For his first solo museum exhibition at the Whitney Museum of American Art in New York City from May 27 to October 2, 2005, Violette erected a recreation of a burned-out church on a black stage. The work was inspired by an image from the cover of black metal band Burzum's Aske EP (1993). It was further influenced by real-life events within the Norwegian black metal scene, such as a series of arson attacks on churches as well as violence including murders.

For Steven Parrino / FTW (Dark Matter), 2006, oil enamel on canvas, 59 x 134 inches (149.86 x 340.36 cm)

In 2006, Violette curated a group show titled War on 45 / My Mirrors are Painted Black (For You). The show included a painting titled For Steven Parrino / FTW (Dark Matter) produced by Violette in collaboration with Gardar Eide Einarsson and dedicated to artist Steven Parrino.

== Collaborations ==
Violette frequently uses collaboration in the development of his installations. Stephen O'Malley of Sunn O))) provided the soundtrack for Violette's 2007 double show at Team Gallery and Gladstone Gallery in New York City.

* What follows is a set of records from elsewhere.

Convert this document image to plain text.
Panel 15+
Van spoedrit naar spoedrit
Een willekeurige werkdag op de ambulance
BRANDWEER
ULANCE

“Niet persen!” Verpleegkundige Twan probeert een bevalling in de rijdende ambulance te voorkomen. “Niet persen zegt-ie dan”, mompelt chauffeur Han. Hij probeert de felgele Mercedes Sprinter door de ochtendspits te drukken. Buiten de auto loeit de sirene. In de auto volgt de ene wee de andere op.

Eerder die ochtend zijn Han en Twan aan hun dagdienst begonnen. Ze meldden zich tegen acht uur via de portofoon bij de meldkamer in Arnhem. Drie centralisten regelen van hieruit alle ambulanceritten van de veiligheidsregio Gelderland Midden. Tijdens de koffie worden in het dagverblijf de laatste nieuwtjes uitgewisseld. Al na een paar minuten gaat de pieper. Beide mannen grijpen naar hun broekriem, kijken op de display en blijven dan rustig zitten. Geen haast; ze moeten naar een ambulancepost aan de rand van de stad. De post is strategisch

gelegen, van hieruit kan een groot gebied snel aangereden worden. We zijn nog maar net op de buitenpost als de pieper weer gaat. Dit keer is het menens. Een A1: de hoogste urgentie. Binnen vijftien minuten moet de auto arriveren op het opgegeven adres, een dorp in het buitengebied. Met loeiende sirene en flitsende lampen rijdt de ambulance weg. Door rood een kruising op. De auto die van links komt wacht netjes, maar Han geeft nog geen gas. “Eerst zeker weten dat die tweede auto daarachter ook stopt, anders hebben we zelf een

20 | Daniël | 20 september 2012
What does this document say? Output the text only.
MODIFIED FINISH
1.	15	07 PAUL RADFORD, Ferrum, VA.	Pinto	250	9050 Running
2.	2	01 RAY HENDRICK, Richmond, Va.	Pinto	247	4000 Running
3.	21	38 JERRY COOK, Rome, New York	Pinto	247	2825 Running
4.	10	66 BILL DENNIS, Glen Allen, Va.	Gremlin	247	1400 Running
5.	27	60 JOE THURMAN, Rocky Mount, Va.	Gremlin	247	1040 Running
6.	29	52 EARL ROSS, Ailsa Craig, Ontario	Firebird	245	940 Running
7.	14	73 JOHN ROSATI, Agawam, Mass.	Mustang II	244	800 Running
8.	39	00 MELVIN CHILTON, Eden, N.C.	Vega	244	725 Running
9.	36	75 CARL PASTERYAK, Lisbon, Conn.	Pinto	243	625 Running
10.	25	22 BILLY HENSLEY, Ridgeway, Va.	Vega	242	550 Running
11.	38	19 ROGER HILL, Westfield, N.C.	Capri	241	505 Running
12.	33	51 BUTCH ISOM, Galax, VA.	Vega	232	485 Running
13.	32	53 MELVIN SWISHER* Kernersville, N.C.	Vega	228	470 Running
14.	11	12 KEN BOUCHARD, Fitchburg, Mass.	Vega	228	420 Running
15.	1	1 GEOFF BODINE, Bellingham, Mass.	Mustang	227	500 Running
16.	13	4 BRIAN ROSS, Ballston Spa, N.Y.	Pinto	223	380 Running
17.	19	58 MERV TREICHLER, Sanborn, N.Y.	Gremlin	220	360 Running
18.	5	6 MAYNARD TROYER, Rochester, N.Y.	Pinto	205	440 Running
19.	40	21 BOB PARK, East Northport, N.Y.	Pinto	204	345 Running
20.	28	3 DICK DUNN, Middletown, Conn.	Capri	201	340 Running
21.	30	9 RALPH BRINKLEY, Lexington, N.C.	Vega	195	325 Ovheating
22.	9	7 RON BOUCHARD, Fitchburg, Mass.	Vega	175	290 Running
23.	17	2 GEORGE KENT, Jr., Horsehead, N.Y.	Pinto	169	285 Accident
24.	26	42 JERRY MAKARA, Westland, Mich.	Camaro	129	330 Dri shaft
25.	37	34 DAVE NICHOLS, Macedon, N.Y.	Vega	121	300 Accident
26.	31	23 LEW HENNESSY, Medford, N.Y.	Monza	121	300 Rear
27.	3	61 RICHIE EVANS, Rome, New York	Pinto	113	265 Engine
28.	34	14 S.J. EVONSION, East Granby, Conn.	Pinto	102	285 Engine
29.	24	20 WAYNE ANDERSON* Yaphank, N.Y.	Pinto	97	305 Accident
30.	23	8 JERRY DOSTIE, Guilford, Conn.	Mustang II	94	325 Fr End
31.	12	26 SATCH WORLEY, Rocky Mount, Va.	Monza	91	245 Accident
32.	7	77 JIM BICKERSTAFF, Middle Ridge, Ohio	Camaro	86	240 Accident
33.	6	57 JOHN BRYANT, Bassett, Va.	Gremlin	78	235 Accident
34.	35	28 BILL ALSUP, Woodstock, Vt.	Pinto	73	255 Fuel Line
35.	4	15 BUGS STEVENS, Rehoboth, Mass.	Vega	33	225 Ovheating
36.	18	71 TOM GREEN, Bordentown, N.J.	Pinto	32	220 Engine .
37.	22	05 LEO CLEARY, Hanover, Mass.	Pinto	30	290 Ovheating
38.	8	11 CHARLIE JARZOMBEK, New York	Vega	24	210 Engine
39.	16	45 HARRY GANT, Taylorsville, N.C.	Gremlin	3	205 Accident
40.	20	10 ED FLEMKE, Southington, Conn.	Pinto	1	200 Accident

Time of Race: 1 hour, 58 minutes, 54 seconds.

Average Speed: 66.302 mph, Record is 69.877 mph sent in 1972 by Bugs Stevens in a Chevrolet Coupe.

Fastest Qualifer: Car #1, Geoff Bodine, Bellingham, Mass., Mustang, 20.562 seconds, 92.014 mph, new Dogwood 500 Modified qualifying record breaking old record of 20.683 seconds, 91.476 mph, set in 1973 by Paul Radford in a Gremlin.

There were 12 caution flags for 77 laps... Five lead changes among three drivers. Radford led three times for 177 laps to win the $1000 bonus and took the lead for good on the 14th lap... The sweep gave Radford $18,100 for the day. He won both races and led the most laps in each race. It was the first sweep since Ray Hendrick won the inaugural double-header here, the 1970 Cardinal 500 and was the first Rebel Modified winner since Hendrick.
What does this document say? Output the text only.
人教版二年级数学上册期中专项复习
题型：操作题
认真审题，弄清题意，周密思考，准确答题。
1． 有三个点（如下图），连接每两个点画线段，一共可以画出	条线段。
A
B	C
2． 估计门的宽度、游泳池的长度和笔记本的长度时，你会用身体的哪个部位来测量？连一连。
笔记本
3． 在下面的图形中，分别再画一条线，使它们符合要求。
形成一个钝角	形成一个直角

Violette collaborated with Celine under creative director Hedi Slimane for the Fall/Winter 2022 menswear collection. In 2023, he created a series of fluorescent chandelier works for the brand.

== Collections ==
Violette's work is held in the collections of the Museum of Modern Art, the Solomon R. Guggenheim Museum, the Whitney Museum of American Art, the Los Angeles County Museum of Art, the Centre Pompidou, the Musée d’Art Moderne et Contemporain in Geneva, and the Migros Museum für Gegenwartskunst in Zurich.